KS A: The healthcare provider/patient relationship is a delicate one. What seems to be missing, from my admittedly oscillating perspective, is respect for all parties on all sides. I need to be more respectful of my healthcare providers’ time, education, and opinion, and they need to be respectful of the exact same things for me. One HCP doesn’t make or break my perspectives on how all HCPs conduct themselves, just as one person with diabetes doesn’t speak for us all. I am the expert on MY own diabetes care, but there is no way I can claim to be the expert (or even remotely knowledgeable) on all things diabetes. I have made many mistakes along the way, both in how I manage my diabetes and how I interact with my medical team, but I have to allow myself the chance to learn from those mistakes. Same goes for my HCPs.
HW Q: How do you feel you’ve been able to take the lemon of developing diabetes and turn this diagnosis into lemonade in your life?
KS A: This is a loaded question, because I don’t really do the whole “lemonade” thing when it comes to diabetes. I wish I did, but if I claimed to, I’d be lying. Diabetes is something I would give back in an instant, despite what I’ve learned from it. I would ship it back happily, even though it’s brought me as many opportunities as it’s taken throughout the years. I don’t like it. But I respect it.
HW Q: How have you seen the DOC evolve over the years? How would you like to see the DOC evolve over the next five, ten years?

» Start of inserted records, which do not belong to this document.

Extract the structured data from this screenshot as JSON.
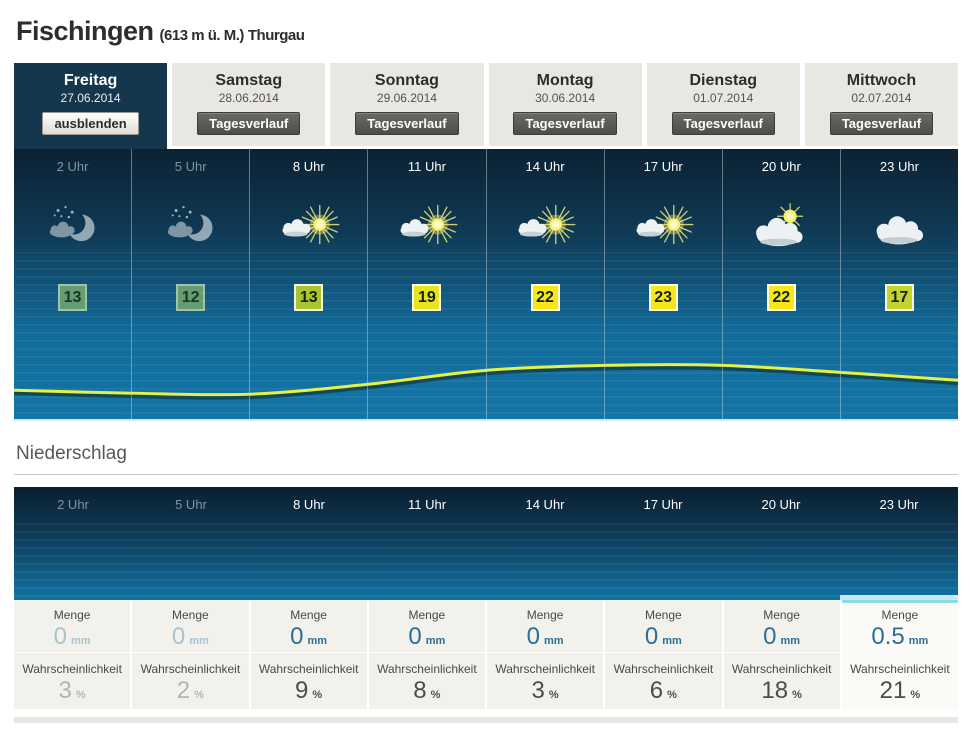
{
  "header": {
    "title": "Fischingen",
    "elevation": "(613 m ü. M.)",
    "region": "Thurgau"
  },
  "tabs": [
    {
      "day": "Freitag",
      "date": "27.06.2014",
      "button": "ausblenden",
      "active": true
    },
    {
      "day": "Samstag",
      "date": "28.06.2014",
      "button": "Tagesverlauf",
      "active": false
    },
    {
      "day": "Sonntag",
      "date": "29.06.2014",
      "button": "Tagesverlauf",
      "active": false
    },
    {
      "day": "Montag",
      "date": "30.06.2014",
      "button": "Tagesverlauf",
      "active": false
    },
    {
      "day": "Dienstag",
      "date": "01.07.2014",
      "button": "Tagesverlauf",
      "active": false
    },
    {
      "day": "Mittwoch",
      "date": "02.07.2014",
      "button": "Tagesverlauf",
      "active": false
    }
  ],
  "forecast": {
    "hours": [
      {
        "time": "2 Uhr",
        "icon": "moon-snow",
        "temp": "13",
        "temp_color": "#6fa470",
        "past": true
      },
      {
        "time": "5 Uhr",
        "icon": "moon-snow",
        "temp": "12",
        "temp_color": "#6fa470",
        "past": true
      },
      {
        "time": "8 Uhr",
        "icon": "sun-cloud",
        "temp": "13",
        "temp_color": "#a9c431",
        "past": false
      },
      {
        "time": "11 Uhr",
        "icon": "sun-cloud",
        "temp": "19",
        "temp_color": "#e9e420",
        "past": false
      },
      {
        "time": "14 Uhr",
        "icon": "sun-cloud",
        "temp": "22",
        "temp_color": "#f4e81c",
        "past": false
      },
      {
        "time": "17 Uhr",
        "icon": "sun-cloud",
        "temp": "23",
        "temp_color": "#f4e81c",
        "past": false
      },
      {
        "time": "20 Uhr",
        "icon": "cloud-sun",
        "temp": "22",
        "temp_color": "#f4e81c",
        "past": false
      },
      {
        "time": "23 Uhr",
        "icon": "cloud",
        "temp": "17",
        "temp_color": "#c6d32d",
        "past": false
      }
    ],
    "temp_curve": {
      "color": "#e4f04c",
      "points": [
        [
          0,
          243
        ],
        [
          118,
          246
        ],
        [
          236,
          247
        ],
        [
          354,
          237
        ],
        [
          472,
          223
        ],
        [
          590,
          218
        ],
        [
          708,
          218
        ],
        [
          826,
          225
        ],
        [
          944,
          233
        ]
      ]
    }
  },
  "precipitation": {
    "section_title": "Niederschlag",
    "amount_label": "Menge",
    "amount_unit": "mm",
    "probability_label": "Wahrscheinlichkeit",
    "probability_unit": "%",
    "columns": [
      {
        "time": "2 Uhr",
        "amount": "0",
        "probability": "3",
        "past": true,
        "highlight": false
      },
      {
        "time": "5 Uhr",
        "amount": "0",
        "probability": "2",
        "past": true,
        "highlight": false
      },
      {
        "time": "8 Uhr",
        "amount": "0",
        "probability": "9",
        "past": false,
        "highlight": false
      },
      {
        "time": "11 Uhr",
        "amount": "0",
        "probability": "8",
        "past": false,
        "highlight": false
      },
      {
        "time": "14 Uhr",
        "amount": "0",
        "probability": "3",
        "past": false,
        "highlight": false
      },
      {
        "time": "17 Uhr",
        "amount": "0",
        "probability": "6",
        "past": false,
        "highlight": false
      },
      {
        "time": "20 Uhr",
        "amount": "0",
        "probability": "18",
        "past": false,
        "highlight": false
      },
      {
        "time": "23 Uhr",
        "amount": "0.5",
        "probability": "21",
        "past": false,
        "highlight": true,
        "bar_color": "#c2ecef"
      }
    ]
  }
}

KS A: The DOC has gone from a small pocket of voices to an entire choir that can’t be housed in one town, or state, or even country. I love seeing more hands raised and more people saying, “Me, too!” and providing support and understanding for one another. I’d like to see the DOC become more diverse, more inclusive, and more action-oriented, moving these online conversations to offline endeavors, making a tangible difference in the world of diabetes. I’ve seen the start of this kind of change, and the tides are rising beautifully. And with it go all of our boats.
HW Q: How can people connect and follow you online?
KS A: Thanks for asking! My blog is at www.SixUntilme.com, I’m on Twitter at @sixuntilme, and my Facebook page is www.Facebook.com/sixuntilme. And thanks for highlighting my book. I really appreciate it.
Kerri, And I appreciate YOU!.! Your words are simple and they flow, but they are deeply meaningful and profound to me as a diabetes educator. Hopefully they are as well to both HCPs and PWDs. Thanks so much for writing Balancing Diabetes. I thank you for all of your activism and advocacy in support of people with diabetes! Onward!